Work-life balance is a term you frequently encounter when you join the workforce. It refers to an ideal state of equilibrium between your professional and personal life. As good as it sounds, work-life balance is quite difficult to achieve in reality, not because there is a lack of companies offering flexible working hours, but mainly due to the way we have thought about the concept. Traditionally, the term implies that our lives have two distinct worlds—professional and personal—where we need to allocate an equal number of hours in order to have a balanced existence.
Here are ways you can change the way you think about work-life balance in order to make it easier to achieve.
1) Start with Your Dreams
Before worrying about work-life balance, you need to think about your dreams: What are the things you love to do? Where does your satisfaction and happiness lie? Based on these answers, you can then aim to improve your self-awareness, which can then help you achieve a more balanced approach in managing and structuring your life.
2) Forget About the Work-Life Dichotomy
Most people think that work-life balance is about equally dividing your time between work and personal life—as if we exist in two different worlds. This way of thinking has made achieving this ideal very elusive.

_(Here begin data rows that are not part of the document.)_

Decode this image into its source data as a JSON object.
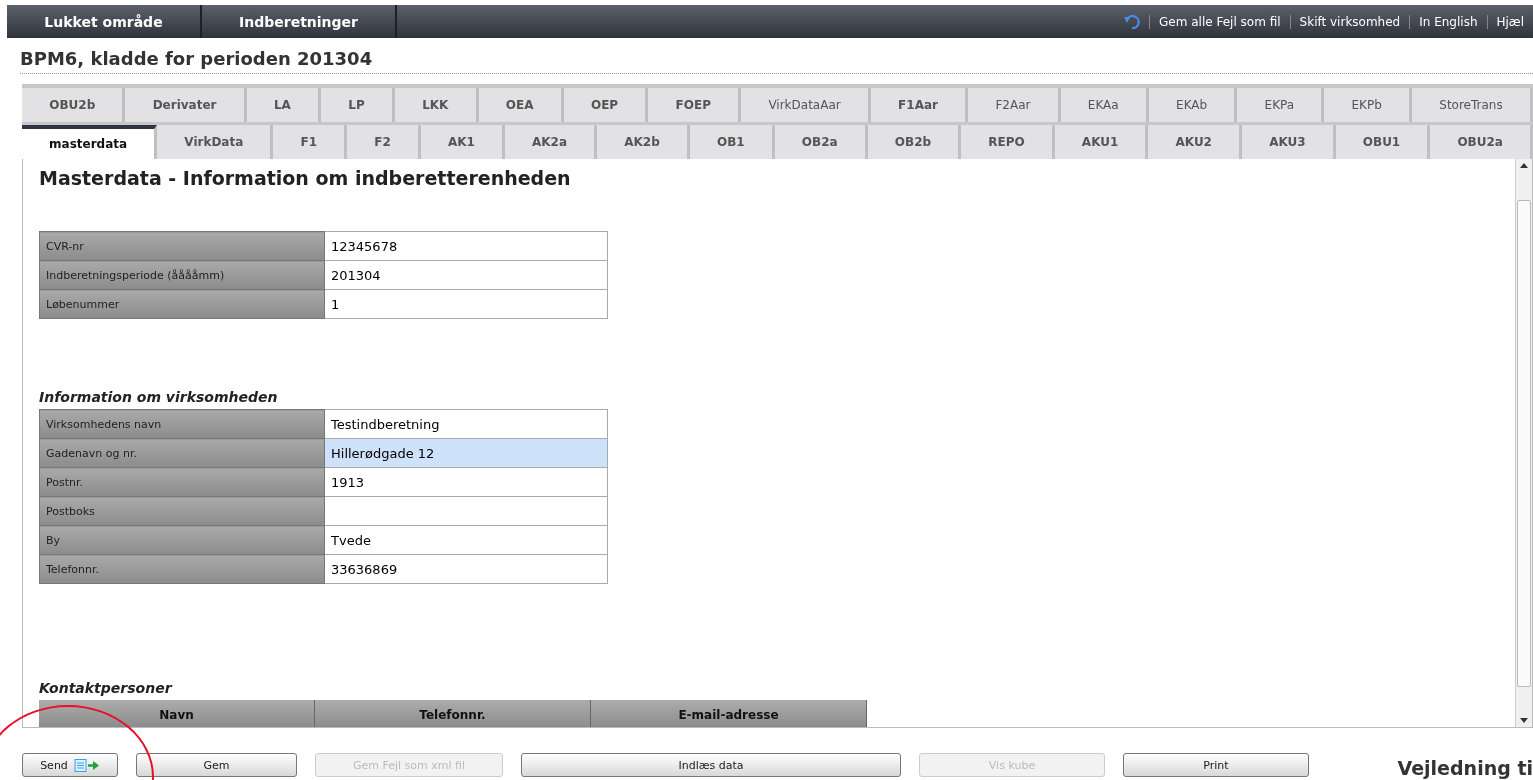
{
  "topbar": {
    "menu": [
      "Lukket område",
      "Indberetninger"
    ],
    "links": [
      "Gem alle Fejl som fil",
      "Skift virksomhed",
      "In English",
      "Hjæl"
    ]
  },
  "page_title": "BPM6, kladde for perioden 201304",
  "tab_rows": [
    [
      {
        "label": "OBU2b",
        "bold": true,
        "selected": false
      },
      {
        "label": "Derivater",
        "bold": true,
        "selected": false
      },
      {
        "label": "LA",
        "bold": true,
        "selected": false
      },
      {
        "label": "LP",
        "bold": true,
        "selected": false
      },
      {
        "label": "LKK",
        "bold": true,
        "selected": false
      },
      {
        "label": "OEA",
        "bold": true,
        "selected": false
      },
      {
        "label": "OEP",
        "bold": true,
        "selected": false
      },
      {
        "label": "FOEP",
        "bold": true,
        "selected": false
      },
      {
        "label": "VirkDataAar",
        "bold": false,
        "selected": false
      },
      {
        "label": "F1Aar",
        "bold": true,
        "selected": false
      },
      {
        "label": "F2Aar",
        "bold": false,
        "selected": false
      },
      {
        "label": "EKAa",
        "bold": false,
        "selected": false
      },
      {
        "label": "EKAb",
        "bold": false,
        "selected": false
      },
      {
        "label": "EKPa",
        "bold": false,
        "selected": false
      },
      {
        "label": "EKPb",
        "bold": false,
        "selected": false
      },
      {
        "label": "StoreTrans",
        "bold": false,
        "selected": false
      }
    ],
    [
      {
        "label": "masterdata",
        "bold": true,
        "selected": true
      },
      {
        "label": "VirkData",
        "bold": true,
        "selected": false
      },
      {
        "label": "F1",
        "bold": true,
        "selected": false
      },
      {
        "label": "F2",
        "bold": true,
        "selected": false
      },
      {
        "label": "AK1",
        "bold": true,
        "selected": false
      },
      {
        "label": "AK2a",
        "bold": true,
        "selected": false
      },
      {
        "label": "AK2b",
        "bold": true,
        "selected": false
      },
      {
        "label": "OB1",
        "bold": true,
        "selected": false
      },
      {
        "label": "OB2a",
        "bold": true,
        "selected": false
      },
      {
        "label": "OB2b",
        "bold": true,
        "selected": false
      },
      {
        "label": "REPO",
        "bold": true,
        "selected": false
      },
      {
        "label": "AKU1",
        "bold": true,
        "selected": false
      },
      {
        "label": "AKU2",
        "bold": true,
        "selected": false
      },
      {
        "label": "AKU3",
        "bold": true,
        "selected": false
      },
      {
        "label": "OBU1",
        "bold": true,
        "selected": false
      },
      {
        "label": "OBU2a",
        "bold": true,
        "selected": false
      }
    ]
  ],
  "content": {
    "heading": "Masterdata - Information om indberetterenheden",
    "sections": [
      {
        "fields": [
          {
            "label": "CVR-nr",
            "value": "12345678",
            "focused": false
          },
          {
            "label": "Indberetningsperiode (ååååmm)",
            "value": "201304",
            "focused": false
          },
          {
            "label": "Løbenummer",
            "value": "1",
            "focused": false
          }
        ]
      },
      {
        "title": "Information om virksomheden",
        "fields": [
          {
            "label": "Virksomhedens navn",
            "value": "Testindberetning",
            "focused": false
          },
          {
            "label": "Gadenavn og nr.",
            "value": "Hillerødgade 12",
            "focused": true
          },
          {
            "label": "Postnr.",
            "value": "1913",
            "focused": false
          },
          {
            "label": "Postboks",
            "focused": false
          },
          {
            "label": "By",
            "value": "Tvede",
            "focused": false
          },
          {
            "label": "Telefonnr.",
            "value": "33636869",
            "focused": false
          }
        ]
      }
    ],
    "contacts": {
      "title": "Kontaktpersoner",
      "columns": [
        "Navn",
        "Telefonnr.",
        "E-mail-adresse"
      ]
    }
  },
  "buttons": [
    {
      "label": "Send",
      "disabled": false,
      "kind": "send"
    },
    {
      "label": "Gem",
      "disabled": false,
      "kind": "plain"
    },
    {
      "label": "Gem Fejl som xml fil",
      "disabled": true,
      "kind": "plain"
    },
    {
      "label": "Indlæs data",
      "disabled": false,
      "kind": "plain"
    },
    {
      "label": "Vis kube",
      "disabled": true,
      "kind": "plain"
    },
    {
      "label": "Print",
      "disabled": false,
      "kind": "plain"
    }
  ],
  "guide_heading": "Vejledning ti"
}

Instead of having a perfect “50-50”, you could consider these two concepts more flexibly—you set your own boundaries based on your needs, limitations and life stages.

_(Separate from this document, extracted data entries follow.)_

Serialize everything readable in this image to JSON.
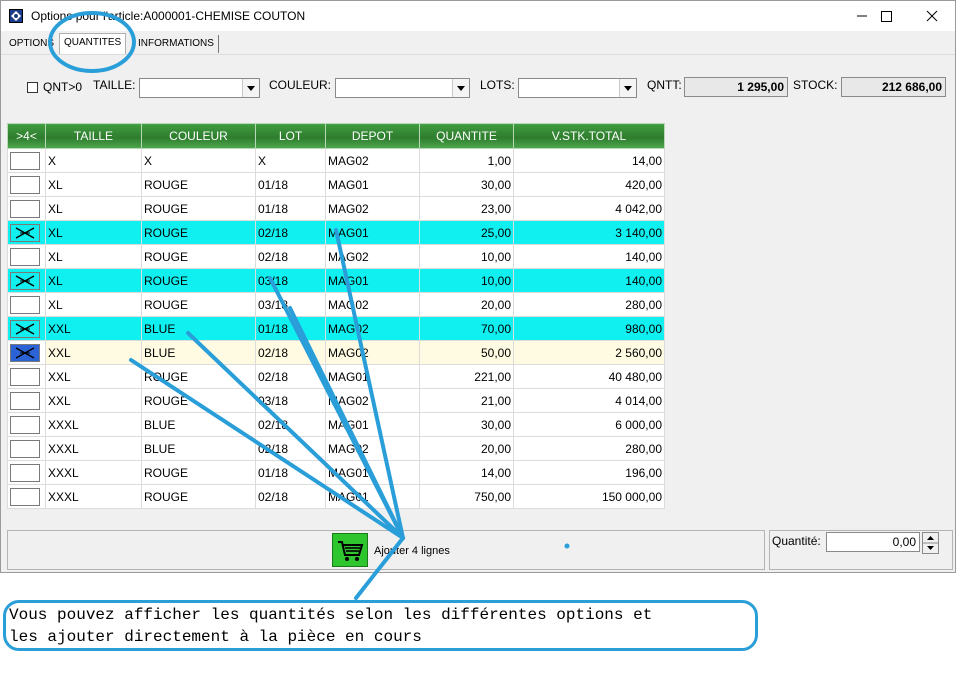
{
  "window": {
    "title": "Options pour l'article:A000001-CHEMISE COUTON",
    "minimize_symbol": "—",
    "maximize_symbol": "☐",
    "close_symbol": "✕"
  },
  "tabs": [
    {
      "label": "OPTIONS",
      "active": false
    },
    {
      "label": "QUANTITES",
      "active": true
    },
    {
      "label": "INFORMATIONS",
      "active": false
    }
  ],
  "filters": {
    "qnt_label": "QNT>0",
    "taille_label": "TAILLE:",
    "couleur_label": "COULEUR:",
    "lots_label": "LOTS:",
    "qntt_label": "QNTT:",
    "qntt_value": "1 295,00",
    "stock_label": "STOCK:",
    "stock_value": "212 686,00"
  },
  "grid": {
    "headers": [
      ">4<",
      "TAILLE",
      "COULEUR",
      "LOT",
      "DEPOT",
      "QUANTITE",
      "V.STK.TOTAL"
    ],
    "rows": [
      {
        "checked": false,
        "state": "normal",
        "taille": "X",
        "couleur": "X",
        "lot": "X",
        "depot": "MAG02",
        "quantite": "1,00",
        "total": "14,00"
      },
      {
        "checked": false,
        "state": "normal",
        "taille": "XL",
        "couleur": "ROUGE",
        "lot": "01/18",
        "depot": "MAG01",
        "quantite": "30,00",
        "total": "420,00"
      },
      {
        "checked": false,
        "state": "normal",
        "taille": "XL",
        "couleur": "ROUGE",
        "lot": "01/18",
        "depot": "MAG02",
        "quantite": "23,00",
        "total": "4 042,00"
      },
      {
        "checked": true,
        "state": "hl",
        "taille": "XL",
        "couleur": "ROUGE",
        "lot": "02/18",
        "depot": "MAG01",
        "quantite": "25,00",
        "total": "3 140,00"
      },
      {
        "checked": false,
        "state": "normal",
        "taille": "XL",
        "couleur": "ROUGE",
        "lot": "02/18",
        "depot": "MAG02",
        "quantite": "10,00",
        "total": "140,00"
      },
      {
        "checked": true,
        "state": "hl",
        "taille": "XL",
        "couleur": "ROUGE",
        "lot": "03/18",
        "depot": "MAG01",
        "quantite": "10,00",
        "total": "140,00"
      },
      {
        "checked": false,
        "state": "normal",
        "taille": "XL",
        "couleur": "ROUGE",
        "lot": "03/18",
        "depot": "MAG02",
        "quantite": "20,00",
        "total": "280,00"
      },
      {
        "checked": true,
        "state": "hl",
        "taille": "XXL",
        "couleur": "BLUE",
        "lot": "01/18",
        "depot": "MAG02",
        "quantite": "70,00",
        "total": "980,00"
      },
      {
        "checked": true,
        "state": "cur",
        "taille": "XXL",
        "couleur": "BLUE",
        "lot": "02/18",
        "depot": "MAG02",
        "quantite": "50,00",
        "total": "2 560,00"
      },
      {
        "checked": false,
        "state": "normal",
        "taille": "XXL",
        "couleur": "ROUGE",
        "lot": "02/18",
        "depot": "MAG01",
        "quantite": "221,00",
        "total": "40 480,00"
      },
      {
        "checked": false,
        "state": "normal",
        "taille": "XXL",
        "couleur": "ROUGE",
        "lot": "03/18",
        "depot": "MAG02",
        "quantite": "21,00",
        "total": "4 014,00"
      },
      {
        "checked": false,
        "state": "normal",
        "taille": "XXXL",
        "couleur": "BLUE",
        "lot": "02/18",
        "depot": "MAG01",
        "quantite": "30,00",
        "total": "6 000,00"
      },
      {
        "checked": false,
        "state": "normal",
        "taille": "XXXL",
        "couleur": "BLUE",
        "lot": "02/18",
        "depot": "MAG02",
        "quantite": "20,00",
        "total": "280,00"
      },
      {
        "checked": false,
        "state": "normal",
        "taille": "XXXL",
        "couleur": "ROUGE",
        "lot": "01/18",
        "depot": "MAG01",
        "quantite": "14,00",
        "total": "196,00"
      },
      {
        "checked": false,
        "state": "normal",
        "taille": "XXXL",
        "couleur": "ROUGE",
        "lot": "02/18",
        "depot": "MAG01",
        "quantite": "750,00",
        "total": "150 000,00"
      }
    ]
  },
  "bottom": {
    "add_label": "Ajouter 4 lignes",
    "quantite_label": "Quantité:",
    "quantite_value": "0,00"
  },
  "callout": {
    "line1": "Vous pouvez afficher les quantités selon les différentes options et",
    "line2": "les ajouter directement à la pièce en cours"
  },
  "colors": {
    "accent": "#2a9ed8",
    "header_green": "#2e7d2e",
    "highlight_cyan": "#11f0f0",
    "current_row": "#fffbe2",
    "cart_green": "#2ec52e"
  }
}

You must adopt an adaptable mindset to respond to sudden needs as they arise during the day. Activities can be rearranged so that you can accommodate these pressing concerns and return back to your current task or preoccupation as soon as these issues have been resolved.

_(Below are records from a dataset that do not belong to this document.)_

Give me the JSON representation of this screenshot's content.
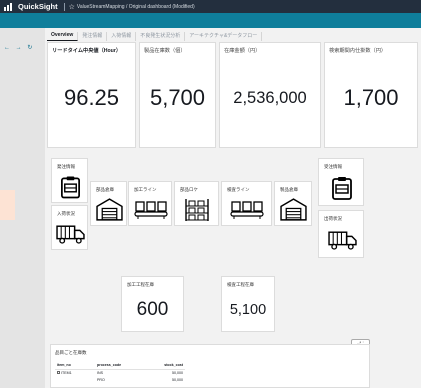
{
  "topbar": {
    "app_name": "QuickSight",
    "breadcrumb": "ValueStreamMapping / Original dashboard (Modified)"
  },
  "nav": {
    "icons": "← → ↻"
  },
  "tabs": [
    {
      "label": "Overview",
      "active": true
    },
    {
      "label": "発注情報"
    },
    {
      "label": "入荷情報"
    },
    {
      "label": "不良発生状況分析"
    },
    {
      "label": "アーキテクチャ&データフロー"
    }
  ],
  "kpis": [
    {
      "title": "リードタイム中央値（Hour）",
      "value": "96.25"
    },
    {
      "title": "製品在庫数（個）",
      "value": "5,700"
    },
    {
      "title": "在庫金額（円）",
      "value": "2,536,000"
    },
    {
      "title": "検索期間内仕掛数（円）",
      "value": "1,700"
    }
  ],
  "process": {
    "order_info": "発注情報",
    "receiving_status": "入荷状況",
    "parts_warehouse": "部品倉庫",
    "processing_line": "加工ライン",
    "parts_location": "部品ロケ",
    "inspection_line": "検査ライン",
    "product_warehouse": "製品倉庫",
    "received_order_info": "受注情報",
    "shipping_status": "出荷状況"
  },
  "wip": [
    {
      "title": "加工工程在庫",
      "value": "600"
    },
    {
      "title": "検査工程在庫",
      "value": "5,100"
    }
  ],
  "inventory_table": {
    "title": "品目ごと在庫数",
    "headers": [
      "item_no",
      "process_code",
      "stock_cost"
    ],
    "rows": [
      [
        "ITEM1",
        "INS",
        "50,000"
      ],
      [
        "",
        "PRO",
        "50,000"
      ]
    ]
  },
  "colors": {
    "header": "#232f3e",
    "teal": "#0f7e9b"
  }
}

Finding the right balance is key. A disproportionate amount of time devoted to your work life may result to health concerns like digestive problems or heart disease. It may take you away from spending quality time with your family and loved ones. On the other hand, overindulgence in your personal life may affect your performance and reputation in the workplace.
3) Think Beyond Your Professional Achievements
At times, you may forget that your life is more than the targets you need to meet, or your constant need to impress others. Your over-identification with these professional concerns may obscure your true identity as an individual.
Your intrinsic value lies in who you are: your individual qualities and abilities as well as the varied relationships in your life (e.g. family, friends, colleagues). The work you do and your professional relationships are an extension of who you are.
4) Follow the Cyclical Nature of Flow and Ebb
You experience the rhythm of flow and ebb daily. As work ebbs and dies down at the end of the day, your personal life experiences an increase in the level of engagement or flow as you begin to immerse in personal activities like playing with your children, doing the grocery, calling your spouse or taking a brisk walk around the neighborhood. You need this constant flow and ebb in order to feel more balanced, that is, if you constantly push yourself hard, you might feel burnout; if you take it too easy all the time, you may not make much progress and feel dissatisfied with your life.
In conclusion, achieving work-life balance starts with the way we think about our life and how we deal with everyday activities or tasks. Instead of thinking that we live in two separate worlds—professional and personal—we should remember that we only have one life, where there needs to be a good rhythm of flow and ebb and that we are able to devote time to our work as well as personal interests.